>That's kind of why the Jays will be perennial 3rd or 4th placers. With the payrolls the Yanks and Sox put out, it's hard to compete when you're stingy. It's not like the Jays organisation couldn't afford to compete; they just don't seem to want to.
We went through that for years here in Philly, and then it changed, and you can see the results. FWIW, though, the Phils' recent quality is due in great part to building a really good farm system. A significant number of the great players (off the top of my head, Rollins, Utley, Howard, Hamels, Victorino, Happ) came up through the Phils' system. Plus there were enough more to trade for quality players.
>The other problem is the lack of a balanced schedule. Thanks to TV advertising and owner greed, the Jays are stuck playing far too often against the Yanks and the Sox. They'll never bring in a balanced schedule no matter how much clamouring there may be for it.
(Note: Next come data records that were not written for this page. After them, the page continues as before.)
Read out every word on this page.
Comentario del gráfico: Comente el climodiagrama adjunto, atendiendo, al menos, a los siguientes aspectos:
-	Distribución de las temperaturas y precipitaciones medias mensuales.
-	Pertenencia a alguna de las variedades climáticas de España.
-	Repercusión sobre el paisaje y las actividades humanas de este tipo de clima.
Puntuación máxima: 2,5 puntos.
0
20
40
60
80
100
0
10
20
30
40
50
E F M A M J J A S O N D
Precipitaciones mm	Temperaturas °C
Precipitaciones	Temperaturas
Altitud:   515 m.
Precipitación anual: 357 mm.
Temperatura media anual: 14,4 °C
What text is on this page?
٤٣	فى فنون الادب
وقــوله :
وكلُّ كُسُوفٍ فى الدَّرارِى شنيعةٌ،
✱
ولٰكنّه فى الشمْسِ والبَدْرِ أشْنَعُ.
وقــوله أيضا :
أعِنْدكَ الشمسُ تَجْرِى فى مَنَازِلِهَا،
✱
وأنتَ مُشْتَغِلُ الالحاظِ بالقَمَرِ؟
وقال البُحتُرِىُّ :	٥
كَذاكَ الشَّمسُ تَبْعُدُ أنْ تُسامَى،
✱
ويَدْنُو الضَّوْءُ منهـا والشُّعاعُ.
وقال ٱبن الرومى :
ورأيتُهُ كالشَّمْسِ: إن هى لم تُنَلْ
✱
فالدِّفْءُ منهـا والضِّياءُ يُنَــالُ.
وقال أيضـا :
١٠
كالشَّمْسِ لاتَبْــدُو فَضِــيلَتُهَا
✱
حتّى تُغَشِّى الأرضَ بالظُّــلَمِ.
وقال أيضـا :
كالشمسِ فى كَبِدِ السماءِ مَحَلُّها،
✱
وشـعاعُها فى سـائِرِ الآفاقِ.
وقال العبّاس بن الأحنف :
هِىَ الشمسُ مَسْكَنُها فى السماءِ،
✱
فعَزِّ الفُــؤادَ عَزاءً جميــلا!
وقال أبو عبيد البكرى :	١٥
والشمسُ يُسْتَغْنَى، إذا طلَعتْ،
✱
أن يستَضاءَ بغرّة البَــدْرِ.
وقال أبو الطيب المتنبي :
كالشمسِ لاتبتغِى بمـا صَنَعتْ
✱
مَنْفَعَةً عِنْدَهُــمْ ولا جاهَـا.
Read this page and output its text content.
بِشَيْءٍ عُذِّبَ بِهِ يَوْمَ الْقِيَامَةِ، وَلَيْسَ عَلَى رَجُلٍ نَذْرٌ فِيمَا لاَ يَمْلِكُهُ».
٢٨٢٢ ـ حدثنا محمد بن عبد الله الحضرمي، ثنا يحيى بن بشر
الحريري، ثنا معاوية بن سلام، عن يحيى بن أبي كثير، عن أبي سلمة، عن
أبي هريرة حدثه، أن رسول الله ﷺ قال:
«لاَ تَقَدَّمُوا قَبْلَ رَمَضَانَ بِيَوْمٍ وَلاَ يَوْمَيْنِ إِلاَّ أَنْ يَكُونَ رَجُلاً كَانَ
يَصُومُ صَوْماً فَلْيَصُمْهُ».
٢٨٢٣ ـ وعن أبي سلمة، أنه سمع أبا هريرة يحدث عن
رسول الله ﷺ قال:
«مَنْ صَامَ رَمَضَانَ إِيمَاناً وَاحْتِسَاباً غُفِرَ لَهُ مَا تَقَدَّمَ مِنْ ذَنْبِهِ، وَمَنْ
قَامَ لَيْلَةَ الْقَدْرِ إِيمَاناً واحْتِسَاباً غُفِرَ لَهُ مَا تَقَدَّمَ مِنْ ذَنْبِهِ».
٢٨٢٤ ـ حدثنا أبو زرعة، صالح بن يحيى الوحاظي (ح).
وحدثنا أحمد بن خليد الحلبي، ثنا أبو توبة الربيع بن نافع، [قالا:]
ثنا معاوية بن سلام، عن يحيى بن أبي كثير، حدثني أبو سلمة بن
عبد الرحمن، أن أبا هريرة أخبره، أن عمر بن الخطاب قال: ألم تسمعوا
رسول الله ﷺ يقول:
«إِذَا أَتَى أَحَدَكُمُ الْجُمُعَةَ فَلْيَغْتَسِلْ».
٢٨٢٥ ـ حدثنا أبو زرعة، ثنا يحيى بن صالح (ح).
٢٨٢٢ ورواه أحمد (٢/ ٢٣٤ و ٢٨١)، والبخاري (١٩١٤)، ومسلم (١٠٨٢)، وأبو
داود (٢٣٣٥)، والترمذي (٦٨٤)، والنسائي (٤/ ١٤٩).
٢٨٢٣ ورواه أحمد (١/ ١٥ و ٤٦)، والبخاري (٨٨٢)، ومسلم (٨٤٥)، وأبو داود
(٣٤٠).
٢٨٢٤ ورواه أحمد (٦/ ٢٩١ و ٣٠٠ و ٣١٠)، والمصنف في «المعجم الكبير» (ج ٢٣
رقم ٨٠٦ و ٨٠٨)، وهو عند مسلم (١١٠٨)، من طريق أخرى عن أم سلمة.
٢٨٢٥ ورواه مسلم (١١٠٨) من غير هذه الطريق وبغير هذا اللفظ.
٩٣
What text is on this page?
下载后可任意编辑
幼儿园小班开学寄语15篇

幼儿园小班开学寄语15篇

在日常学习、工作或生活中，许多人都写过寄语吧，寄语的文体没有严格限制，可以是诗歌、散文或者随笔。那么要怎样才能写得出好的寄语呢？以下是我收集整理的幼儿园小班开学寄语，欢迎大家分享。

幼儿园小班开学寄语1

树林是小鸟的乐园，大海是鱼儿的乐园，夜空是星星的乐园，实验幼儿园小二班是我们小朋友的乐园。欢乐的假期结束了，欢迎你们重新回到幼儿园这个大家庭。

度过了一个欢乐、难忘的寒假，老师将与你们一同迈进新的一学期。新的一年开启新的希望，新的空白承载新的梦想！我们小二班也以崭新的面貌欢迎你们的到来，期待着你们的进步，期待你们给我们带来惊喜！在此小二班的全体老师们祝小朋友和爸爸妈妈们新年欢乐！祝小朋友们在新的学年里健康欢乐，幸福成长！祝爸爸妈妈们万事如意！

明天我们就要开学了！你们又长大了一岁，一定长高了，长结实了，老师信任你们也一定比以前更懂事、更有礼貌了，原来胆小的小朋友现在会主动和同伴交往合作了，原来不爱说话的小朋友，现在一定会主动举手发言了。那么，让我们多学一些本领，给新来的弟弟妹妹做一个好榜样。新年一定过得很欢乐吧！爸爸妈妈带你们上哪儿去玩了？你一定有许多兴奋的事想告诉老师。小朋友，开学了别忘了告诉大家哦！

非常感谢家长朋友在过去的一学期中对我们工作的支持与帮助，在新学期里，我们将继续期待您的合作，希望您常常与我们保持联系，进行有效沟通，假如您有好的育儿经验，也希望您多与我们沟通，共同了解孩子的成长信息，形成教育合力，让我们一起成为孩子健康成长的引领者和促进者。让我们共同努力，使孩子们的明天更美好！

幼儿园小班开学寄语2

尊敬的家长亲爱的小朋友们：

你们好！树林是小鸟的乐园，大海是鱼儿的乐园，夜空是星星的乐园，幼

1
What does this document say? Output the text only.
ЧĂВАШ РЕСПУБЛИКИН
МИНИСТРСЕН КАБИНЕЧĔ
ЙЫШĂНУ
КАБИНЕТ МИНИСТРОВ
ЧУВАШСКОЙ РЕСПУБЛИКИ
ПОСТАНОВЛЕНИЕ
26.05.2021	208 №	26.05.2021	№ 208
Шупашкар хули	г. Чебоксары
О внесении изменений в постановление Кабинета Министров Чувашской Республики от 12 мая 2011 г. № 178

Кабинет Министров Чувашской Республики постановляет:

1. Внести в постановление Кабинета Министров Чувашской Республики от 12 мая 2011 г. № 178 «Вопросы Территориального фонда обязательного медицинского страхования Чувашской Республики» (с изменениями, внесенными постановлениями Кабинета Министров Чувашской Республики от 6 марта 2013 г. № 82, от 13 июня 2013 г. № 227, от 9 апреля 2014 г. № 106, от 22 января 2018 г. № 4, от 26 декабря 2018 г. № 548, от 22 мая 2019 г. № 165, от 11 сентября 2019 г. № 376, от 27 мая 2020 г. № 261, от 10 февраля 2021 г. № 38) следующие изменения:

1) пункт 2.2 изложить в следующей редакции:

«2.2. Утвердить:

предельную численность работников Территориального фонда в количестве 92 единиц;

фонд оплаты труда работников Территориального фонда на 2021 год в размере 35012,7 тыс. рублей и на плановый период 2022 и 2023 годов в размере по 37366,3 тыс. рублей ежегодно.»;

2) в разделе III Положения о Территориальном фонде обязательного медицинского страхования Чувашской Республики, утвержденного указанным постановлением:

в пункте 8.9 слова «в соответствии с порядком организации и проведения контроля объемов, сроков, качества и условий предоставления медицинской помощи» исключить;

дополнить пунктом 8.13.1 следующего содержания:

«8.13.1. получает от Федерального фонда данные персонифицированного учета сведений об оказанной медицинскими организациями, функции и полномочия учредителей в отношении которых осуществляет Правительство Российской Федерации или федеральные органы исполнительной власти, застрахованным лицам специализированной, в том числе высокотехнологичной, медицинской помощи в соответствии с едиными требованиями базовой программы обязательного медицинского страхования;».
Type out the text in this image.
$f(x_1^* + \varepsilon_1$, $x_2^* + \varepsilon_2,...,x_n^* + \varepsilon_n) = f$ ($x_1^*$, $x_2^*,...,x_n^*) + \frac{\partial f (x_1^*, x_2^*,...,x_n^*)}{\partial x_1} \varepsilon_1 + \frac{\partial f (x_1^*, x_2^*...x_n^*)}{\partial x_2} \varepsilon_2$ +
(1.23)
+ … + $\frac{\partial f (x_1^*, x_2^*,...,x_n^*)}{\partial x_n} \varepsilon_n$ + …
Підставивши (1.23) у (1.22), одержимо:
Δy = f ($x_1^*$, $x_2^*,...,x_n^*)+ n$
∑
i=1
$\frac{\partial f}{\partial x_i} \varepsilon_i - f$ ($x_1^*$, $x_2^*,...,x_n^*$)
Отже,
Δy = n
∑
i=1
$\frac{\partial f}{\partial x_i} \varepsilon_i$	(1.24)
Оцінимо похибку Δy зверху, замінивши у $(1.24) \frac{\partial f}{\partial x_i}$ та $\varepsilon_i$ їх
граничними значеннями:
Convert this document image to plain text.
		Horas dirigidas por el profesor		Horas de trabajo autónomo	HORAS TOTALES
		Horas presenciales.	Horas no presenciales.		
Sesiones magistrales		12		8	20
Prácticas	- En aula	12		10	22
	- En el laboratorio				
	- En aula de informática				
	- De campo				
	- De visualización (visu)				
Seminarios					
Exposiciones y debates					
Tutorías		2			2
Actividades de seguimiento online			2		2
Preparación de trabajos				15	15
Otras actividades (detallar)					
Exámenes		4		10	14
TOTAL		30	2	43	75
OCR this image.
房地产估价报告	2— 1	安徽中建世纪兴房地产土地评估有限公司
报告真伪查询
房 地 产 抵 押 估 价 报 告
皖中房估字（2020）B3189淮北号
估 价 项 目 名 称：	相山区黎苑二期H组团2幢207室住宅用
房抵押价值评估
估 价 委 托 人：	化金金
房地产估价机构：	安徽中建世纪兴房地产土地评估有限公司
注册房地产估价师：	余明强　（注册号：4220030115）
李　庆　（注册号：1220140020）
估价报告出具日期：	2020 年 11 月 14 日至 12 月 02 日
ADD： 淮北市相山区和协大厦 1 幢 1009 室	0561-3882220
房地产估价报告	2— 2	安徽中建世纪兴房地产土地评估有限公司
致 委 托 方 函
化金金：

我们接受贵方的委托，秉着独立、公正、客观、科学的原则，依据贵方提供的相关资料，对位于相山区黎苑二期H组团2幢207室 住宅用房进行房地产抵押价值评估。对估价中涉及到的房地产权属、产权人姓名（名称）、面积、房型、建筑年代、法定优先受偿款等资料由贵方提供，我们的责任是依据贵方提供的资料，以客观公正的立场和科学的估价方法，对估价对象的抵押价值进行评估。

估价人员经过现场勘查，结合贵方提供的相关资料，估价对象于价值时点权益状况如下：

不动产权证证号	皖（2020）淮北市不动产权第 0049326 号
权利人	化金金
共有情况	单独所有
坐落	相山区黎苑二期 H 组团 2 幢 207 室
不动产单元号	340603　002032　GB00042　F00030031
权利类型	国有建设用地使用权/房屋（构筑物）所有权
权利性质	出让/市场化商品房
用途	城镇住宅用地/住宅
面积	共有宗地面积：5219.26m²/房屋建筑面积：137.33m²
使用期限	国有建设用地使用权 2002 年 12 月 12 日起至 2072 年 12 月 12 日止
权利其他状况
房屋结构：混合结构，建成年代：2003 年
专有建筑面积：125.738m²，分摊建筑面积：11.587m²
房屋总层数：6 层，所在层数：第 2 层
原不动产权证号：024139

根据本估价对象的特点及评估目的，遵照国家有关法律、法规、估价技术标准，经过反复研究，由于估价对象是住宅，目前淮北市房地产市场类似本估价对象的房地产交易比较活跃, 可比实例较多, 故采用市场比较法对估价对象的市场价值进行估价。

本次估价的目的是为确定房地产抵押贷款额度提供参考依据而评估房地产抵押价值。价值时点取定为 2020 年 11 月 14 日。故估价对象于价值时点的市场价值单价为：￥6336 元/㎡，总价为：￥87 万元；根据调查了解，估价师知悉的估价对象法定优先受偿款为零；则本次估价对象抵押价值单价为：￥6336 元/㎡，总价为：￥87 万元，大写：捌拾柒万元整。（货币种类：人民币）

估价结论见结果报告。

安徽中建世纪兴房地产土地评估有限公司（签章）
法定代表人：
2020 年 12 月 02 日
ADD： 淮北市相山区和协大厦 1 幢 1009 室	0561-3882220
I don't think I'd favor a totally balanced schedule. It makes sense to me that you play your division teams more. That said, the current system is nuts. 18-19 games against each division (Thank you, o baseball gods, for putting Washington in our division <g>), and only 6-7 against each other team in the league. With interleague play, you sometimes have as many games against a team in the other league as against most other teams in your league.
The schedule they had back in the two-division, 6-teams-per-division scheme made a lot of sense to me: 18 against each division team, 12 against the ones in the other division. Not balanced, but an appropriate imbalance.